Italian police examined video to identify those responsible for the Vasari Corridor graffiti, which appeared overnight on the Arno River-facing side of the nearly kilometre-long corridor.

“Clearly this is not a drunken whim, but a premeditated act,’’ Uffizi director Eike Schmidt said in a statement. He called for harsh sanctions against those responsible, saying that in the US such cases could bring a prison term of five years.

“Enough with symbolic punishments and imaginative extenuating circumstances. We need the hard fist of the law,’’ Schmidt said.

Gallerie degli Uffizi via AP
The spray-painted graffiti on exterior columns of the Vasari CorridorGallerie degli Uffizi via AP

Political and cultural leaders condemned the graffiti, the latest in a summer of high-profile acts of vandalism targeting Italian monuments, including the Colosseum in Rome and Milan's landmark Vittorio Emmanuele II Galleria.

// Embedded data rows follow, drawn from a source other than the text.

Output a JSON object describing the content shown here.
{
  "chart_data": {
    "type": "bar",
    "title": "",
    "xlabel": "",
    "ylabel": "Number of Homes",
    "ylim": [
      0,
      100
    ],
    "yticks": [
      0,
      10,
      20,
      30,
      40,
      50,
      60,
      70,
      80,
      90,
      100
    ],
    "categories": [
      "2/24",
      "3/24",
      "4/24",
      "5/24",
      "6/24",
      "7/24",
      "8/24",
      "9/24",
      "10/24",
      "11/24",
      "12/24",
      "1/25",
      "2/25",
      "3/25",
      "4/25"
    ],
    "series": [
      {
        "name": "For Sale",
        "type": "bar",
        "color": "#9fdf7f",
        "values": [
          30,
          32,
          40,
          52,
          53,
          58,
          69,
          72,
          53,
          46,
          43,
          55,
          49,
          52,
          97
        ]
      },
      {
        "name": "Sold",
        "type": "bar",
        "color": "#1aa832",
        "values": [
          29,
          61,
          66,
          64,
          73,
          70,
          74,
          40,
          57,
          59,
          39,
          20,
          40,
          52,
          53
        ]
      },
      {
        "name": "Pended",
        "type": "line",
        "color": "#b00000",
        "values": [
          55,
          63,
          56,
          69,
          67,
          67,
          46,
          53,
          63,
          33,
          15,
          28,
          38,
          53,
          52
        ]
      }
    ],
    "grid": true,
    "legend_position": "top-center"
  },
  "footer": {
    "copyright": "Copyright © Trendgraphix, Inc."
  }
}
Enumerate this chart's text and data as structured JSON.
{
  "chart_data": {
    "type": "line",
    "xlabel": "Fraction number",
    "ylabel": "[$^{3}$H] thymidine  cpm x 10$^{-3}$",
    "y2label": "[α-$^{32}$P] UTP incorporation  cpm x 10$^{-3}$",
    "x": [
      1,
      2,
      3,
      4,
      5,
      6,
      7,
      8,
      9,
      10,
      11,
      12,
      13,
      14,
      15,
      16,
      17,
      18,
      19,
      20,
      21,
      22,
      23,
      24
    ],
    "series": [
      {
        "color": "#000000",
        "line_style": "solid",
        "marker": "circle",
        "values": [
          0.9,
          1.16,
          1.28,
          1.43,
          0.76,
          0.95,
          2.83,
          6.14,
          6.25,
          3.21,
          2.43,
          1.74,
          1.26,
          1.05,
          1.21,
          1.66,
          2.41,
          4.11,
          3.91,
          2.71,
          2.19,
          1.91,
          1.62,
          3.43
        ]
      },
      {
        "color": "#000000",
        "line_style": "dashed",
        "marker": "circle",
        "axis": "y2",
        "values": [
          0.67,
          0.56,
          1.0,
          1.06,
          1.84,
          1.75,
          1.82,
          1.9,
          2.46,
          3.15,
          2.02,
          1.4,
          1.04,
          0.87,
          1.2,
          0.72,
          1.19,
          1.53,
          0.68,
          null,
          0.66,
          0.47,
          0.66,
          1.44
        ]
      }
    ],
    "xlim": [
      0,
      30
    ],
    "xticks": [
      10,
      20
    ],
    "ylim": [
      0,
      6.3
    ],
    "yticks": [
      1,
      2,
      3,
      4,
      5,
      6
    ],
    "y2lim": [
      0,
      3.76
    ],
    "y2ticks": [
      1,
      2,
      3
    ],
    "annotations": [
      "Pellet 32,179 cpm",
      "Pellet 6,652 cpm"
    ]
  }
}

The continuing series of vandalism incidents across Italy continued earlier this month, after a group of young German tourists were accused of destroying a valuable 19th-century Italian fountain statue, after surveillance footage showed them toppling the figure while posing for photos.

Florence Mayor Dario Nardella promised a full investigation to identify those responsible for the “shameful act of vandalism” at the Vasari Corridor.

The aerial walkway designed by Giorgio Vasari was commissioned by Duke Cosimo de Medici in 1565 to allow grand dukes to move safely from Pitti Palace to the seat of government in Palazzo Vecchio.